日本の祭りレポート
かねこばらのむしおくりおどり
かつて虫送りの風習は全国の農村にみられましたが、農薬の普及や高齢化で鹿子原のような原型を残すものは稀少。古来、稲を荒らす害虫は音に反応して採りものにつくとされました。この習俗は稲穂が実りだす初夏に太鼓や笛、鉦などを鳴らしながら行列で集落を回り、稲を荒らす害虫を採りものや、まじないを書いた短冊などに集めて燃やすか、川に流すか、村境に捨てる鎮送(ちんそう)呪術(じゅじゅつ)*です。村境は他界。捨てて見えなくなったものは消失したことにするのが当時の考え。農民は田を命としてきました。それは必ず子孫に継がねばならない大切なもの。「たわけ者」の語源は他人に田をわけ与えるような馬鹿者のことなのです。
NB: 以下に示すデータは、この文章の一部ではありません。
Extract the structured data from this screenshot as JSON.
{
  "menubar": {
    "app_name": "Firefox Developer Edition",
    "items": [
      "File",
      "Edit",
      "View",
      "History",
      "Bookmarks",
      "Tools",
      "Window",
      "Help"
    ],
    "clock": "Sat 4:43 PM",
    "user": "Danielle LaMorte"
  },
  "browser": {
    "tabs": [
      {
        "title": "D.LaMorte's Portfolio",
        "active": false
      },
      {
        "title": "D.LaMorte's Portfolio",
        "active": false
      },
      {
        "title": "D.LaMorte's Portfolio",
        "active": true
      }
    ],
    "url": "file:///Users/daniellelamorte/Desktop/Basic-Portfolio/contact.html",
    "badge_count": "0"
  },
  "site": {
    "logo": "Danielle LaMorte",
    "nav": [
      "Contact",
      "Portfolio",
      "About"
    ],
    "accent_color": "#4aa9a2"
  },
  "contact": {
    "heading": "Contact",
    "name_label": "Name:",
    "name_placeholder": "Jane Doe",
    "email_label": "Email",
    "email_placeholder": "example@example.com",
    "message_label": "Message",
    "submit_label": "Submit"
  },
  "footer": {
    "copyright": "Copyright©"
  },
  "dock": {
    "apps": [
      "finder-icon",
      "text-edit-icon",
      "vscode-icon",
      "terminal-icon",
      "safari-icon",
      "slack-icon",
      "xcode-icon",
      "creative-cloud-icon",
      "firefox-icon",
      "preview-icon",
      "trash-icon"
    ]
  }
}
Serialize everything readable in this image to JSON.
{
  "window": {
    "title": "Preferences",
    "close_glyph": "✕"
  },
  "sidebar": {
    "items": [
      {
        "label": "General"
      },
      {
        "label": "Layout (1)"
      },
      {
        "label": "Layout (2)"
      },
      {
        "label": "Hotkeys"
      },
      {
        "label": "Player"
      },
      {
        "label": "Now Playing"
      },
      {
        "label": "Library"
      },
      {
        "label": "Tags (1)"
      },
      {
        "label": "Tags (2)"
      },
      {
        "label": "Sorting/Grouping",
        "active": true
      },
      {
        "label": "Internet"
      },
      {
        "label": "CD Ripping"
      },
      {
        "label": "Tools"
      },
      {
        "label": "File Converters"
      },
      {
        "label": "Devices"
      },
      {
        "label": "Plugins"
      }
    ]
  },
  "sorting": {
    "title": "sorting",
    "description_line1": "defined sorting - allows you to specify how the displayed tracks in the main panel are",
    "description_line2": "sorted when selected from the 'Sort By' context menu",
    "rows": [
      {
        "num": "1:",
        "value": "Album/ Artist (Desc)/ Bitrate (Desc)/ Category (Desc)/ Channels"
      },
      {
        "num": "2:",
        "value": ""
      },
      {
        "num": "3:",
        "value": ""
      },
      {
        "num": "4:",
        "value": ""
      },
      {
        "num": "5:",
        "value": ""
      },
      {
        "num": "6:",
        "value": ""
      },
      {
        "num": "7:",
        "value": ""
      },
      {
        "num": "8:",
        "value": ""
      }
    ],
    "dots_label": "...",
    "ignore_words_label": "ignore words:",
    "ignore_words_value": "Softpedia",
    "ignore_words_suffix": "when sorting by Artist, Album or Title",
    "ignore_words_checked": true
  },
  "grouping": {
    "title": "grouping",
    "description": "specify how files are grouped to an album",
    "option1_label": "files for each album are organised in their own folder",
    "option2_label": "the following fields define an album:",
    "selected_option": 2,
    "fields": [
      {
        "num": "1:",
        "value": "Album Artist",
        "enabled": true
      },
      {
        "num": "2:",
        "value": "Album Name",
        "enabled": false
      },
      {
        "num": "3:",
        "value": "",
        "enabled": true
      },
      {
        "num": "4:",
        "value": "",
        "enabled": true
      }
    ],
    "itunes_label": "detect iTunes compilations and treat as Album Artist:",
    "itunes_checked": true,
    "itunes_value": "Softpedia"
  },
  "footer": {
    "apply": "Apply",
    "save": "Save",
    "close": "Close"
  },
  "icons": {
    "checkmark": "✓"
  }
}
*鎮送呪術:害を与えるものや邪悪なものを葬る呪いで、風邪の神送りや厄送りもある
【取材・文:苦田秀雄】
鹿子原集落に200年以上続く「虫送り踊り」。毎年7月20日に、五穀豊穣を願う伝統行事として開催され、島根県の無形民俗文化財に指定されています。花笠に浴衣、紅たすき姿で腰に太鼓の男衆。そして乗馬姿のワラ人形。全国でも数少ない古形を残す、伝統の唄と踊りで、町内を練り歩きます。